The future is coming down the track. Will policy cope?

The government is about to bring in a bill to regulate space. Well, not exactly. It is to cover Rocket Lab’s launches of lightweight space satellites from Mahia Peninsula and comparable future innovations.

Rocket Lab’s innovation — backed by New Zealand taxpayers but now registered in the United States where it has deals with a California company aiming to land commercial craft on the moon and with the National Aeronautics and Space Administration — is to cater for a new generation of small commercial space craft.

Charging as little as $US50,000 a launch, Rocket Lab asserts “space is now open for business”.

That requires rules. Hence Minister of Space — oops, Science and Innovation — Steven Joyce’s bill, developed in short order by his Ministry of Business, Innovation and Employment to line New Zealand up with international rules and obligations.

The need for the bill reflects changing technology in a changing global order. What to regulate and how is changing and will change a lot more through the next 10-30 years.

Simon Bridges last year regulated drones. When he entered Parliament in 2008 that was not on his agenda.

Are politicians and official advisers up to that futuristic challenge?

Most are much more comfortable in the present — or, on some matters, the past, as in the cabinet’s monarch-like dispensing of honours (including medieval-relic sirs and dames) at the weekend. A national, as distinct from National, recognition of real contributions to the nation’s wellbeing would be by a whole-of-Parliament committee.

Greens say the cabinet is a relic of the past also in its transport obsession with roads, cars and trucks. Greens want goods on rail and people on public transport.

Greens have long claimed to be charting a path to the future. But is their future the one we will experience or a future conceived in the past?

If all cars are electric by 2030 and relatively cheap to maintain and run, might not there be more demand for roads, not less? Rail is nearly two centuries old. What will “public” transport be in 2025?

The Ministry of Transport (MoT) has been grappling with these sorts of questions, looking out 10 to 30 years. It has found the future is unlikely to be a projection from the past through the present.

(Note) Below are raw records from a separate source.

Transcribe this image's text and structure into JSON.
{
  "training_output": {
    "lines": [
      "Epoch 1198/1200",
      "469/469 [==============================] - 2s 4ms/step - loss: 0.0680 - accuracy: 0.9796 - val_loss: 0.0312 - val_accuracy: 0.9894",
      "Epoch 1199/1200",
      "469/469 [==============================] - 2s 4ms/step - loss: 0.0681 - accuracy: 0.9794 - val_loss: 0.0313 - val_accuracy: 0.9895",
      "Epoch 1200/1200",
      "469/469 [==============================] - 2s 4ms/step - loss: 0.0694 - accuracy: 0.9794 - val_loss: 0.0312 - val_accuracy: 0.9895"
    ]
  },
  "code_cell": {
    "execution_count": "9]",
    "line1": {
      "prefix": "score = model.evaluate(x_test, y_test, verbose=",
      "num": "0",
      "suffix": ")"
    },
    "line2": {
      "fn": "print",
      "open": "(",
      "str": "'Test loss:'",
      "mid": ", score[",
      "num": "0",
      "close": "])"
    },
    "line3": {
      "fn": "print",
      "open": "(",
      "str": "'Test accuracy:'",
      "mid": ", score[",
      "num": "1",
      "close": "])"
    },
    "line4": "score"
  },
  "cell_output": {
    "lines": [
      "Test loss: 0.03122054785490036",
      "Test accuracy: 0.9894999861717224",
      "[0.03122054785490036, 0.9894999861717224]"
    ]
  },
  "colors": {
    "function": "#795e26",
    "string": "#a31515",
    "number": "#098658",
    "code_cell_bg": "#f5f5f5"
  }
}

When MoT looked at future demand for personal mobility, it found vehicle kilometres travelled flattened in the mid-2000s at around 40 billion kilometres a year and only recently have picked up again (reflecting record net immigration?).

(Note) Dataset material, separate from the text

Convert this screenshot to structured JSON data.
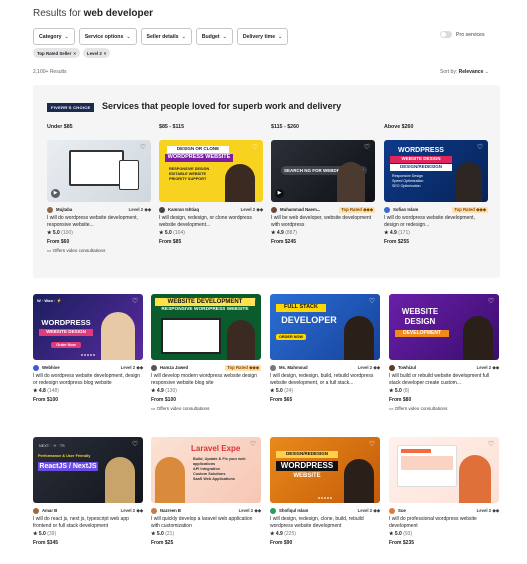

Young people are far less likely to get a driving licence or buy a car than their elders. They have additional, digital, ways of linking with friends or getting entertained.

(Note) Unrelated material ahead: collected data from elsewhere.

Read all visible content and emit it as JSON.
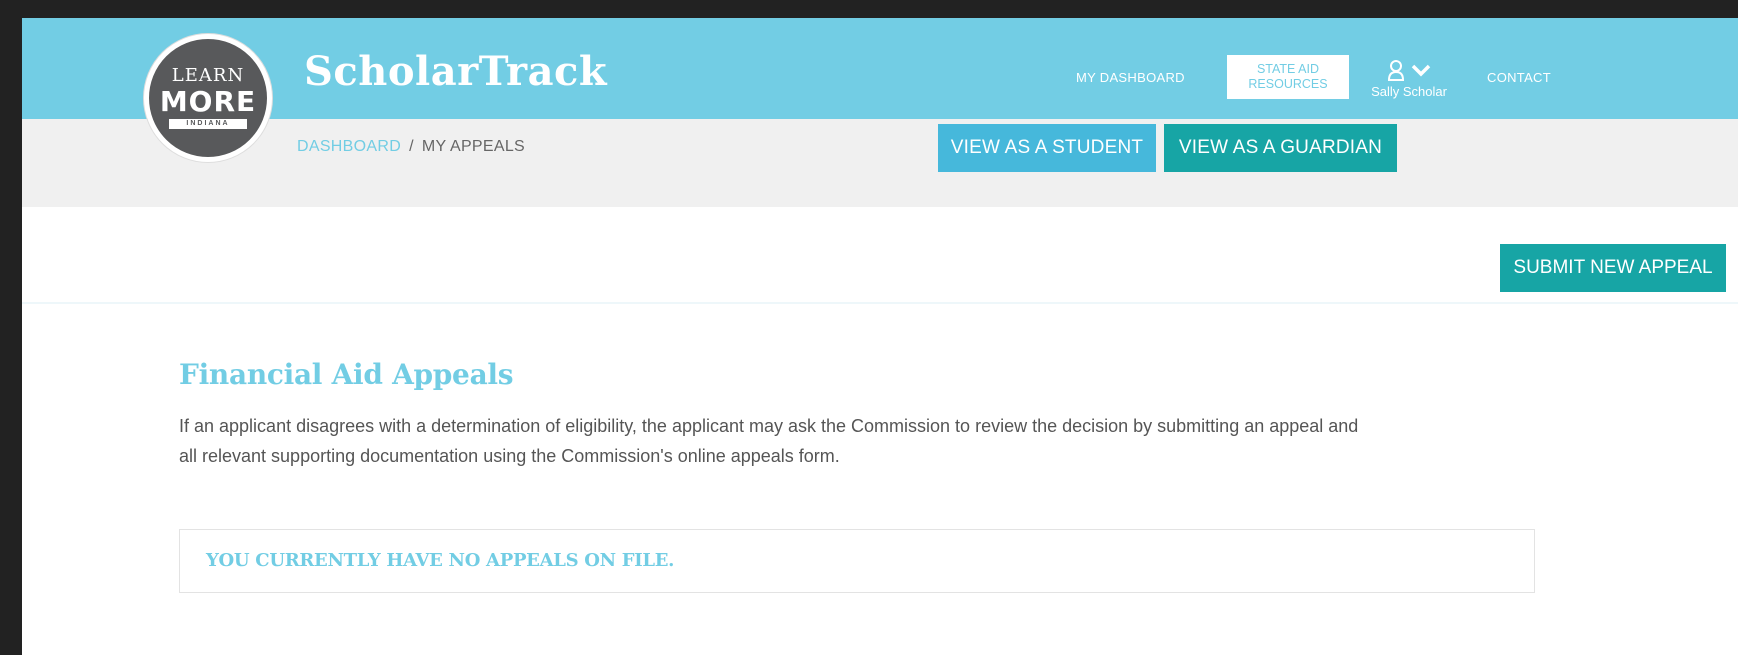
{
  "header": {
    "logo": {
      "top": "LEARN",
      "middle": "MORE",
      "band": "INDIANA"
    },
    "brand": "ScholarTrack",
    "nav": {
      "dashboard": "MY DASHBOARD",
      "state_aid_line1": "STATE AID",
      "state_aid_line2": "RESOURCES",
      "user_name": "Sally Scholar",
      "contact": "CONTACT"
    }
  },
  "subbar": {
    "breadcrumb": {
      "link": "DASHBOARD",
      "separator": "/",
      "current": "MY APPEALS"
    },
    "view_student": "VIEW AS A STUDENT",
    "view_guardian": "VIEW AS A GUARDIAN"
  },
  "actions": {
    "submit": "SUBMIT NEW APPEAL"
  },
  "main": {
    "title": "Financial Aid Appeals",
    "intro_line1": "If an applicant disagrees with a determination of eligibility, the applicant may ask the Commission to review the decision by submitting an appeal and",
    "intro_line2": "all relevant supporting documentation using the Commission's online appeals form.",
    "empty_state": "YOU CURRENTLY HAVE NO APPEALS ON FILE."
  },
  "colors": {
    "header_bg": "#72cde4",
    "subbar_bg": "#f0f0f0",
    "student_button": "#46b8db",
    "guardian_button": "#17a5a5",
    "submit_button": "#17a5a5",
    "title_color": "#72cde4"
  },
  "icons": {
    "user": "user-icon",
    "chevron": "chevron-down-icon"
  }
}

That leads to a different way of thinking about transport: as “access” rather than physical “mobility”.

The policy issue then becomes not projecting demand and providing for it but developing the flexibility to respond to changes in the sorts of access people may want over time.

For example, spatial planning geared to “proximity” rather than just “mobility” may become more pertinent. Commuting over distance to schools, work, shops and recreation might at some point start to seem “so twentieth century”.

Digital technology has enabled a new sort of “taxi” like Uber, car sharing by way of very short-term rentals from a pool of cars to get round town and renting out one’s own car. Individual car ownership might fall.

Driverless cars are no longer science fiction. (A wag might say there are plenty already on New Zealand roads.) These “autonomous” vehicles could use open data applications for precise directions. Build in road-strip induction “fuelling” of electric vehicles. The list is rapidly lengthening.

With driverless cars, whom or what does the government license — the car owner or hirer or the car or supplier? Who is responsible if the vehicle crashes — the owner or the manufacturer or the app designer or digital network provider?

The “public”-“private” transport boundary is likely to blur. In addition to buses and trains, there is likely to be a range of vehicles and a range of ways of accessing and using them. “Public” could include point-to-point travel, now the preserve of “private”.

How might that future “public” transport be funded? Subsidising fares for well-paid public servants in Wellington out of taxes paid by low-income earners might not go down well in the 2020s. And how will electric vehicle travel be taxed to build and maintain roads?

And much, much more. MoT’s questioning is a way of thinking about governments’ future role in a rapidly changing society (and has attracted attention in Britain). That different thinking is not yet widely evident across the public service — or among politicians — though the Treasury has widened its brief.

But, as Joyce’s space bill and Bridges’ drone rules show, the future has a habit of turning into the present, sometimes a very different present — in politics and policy, as in life.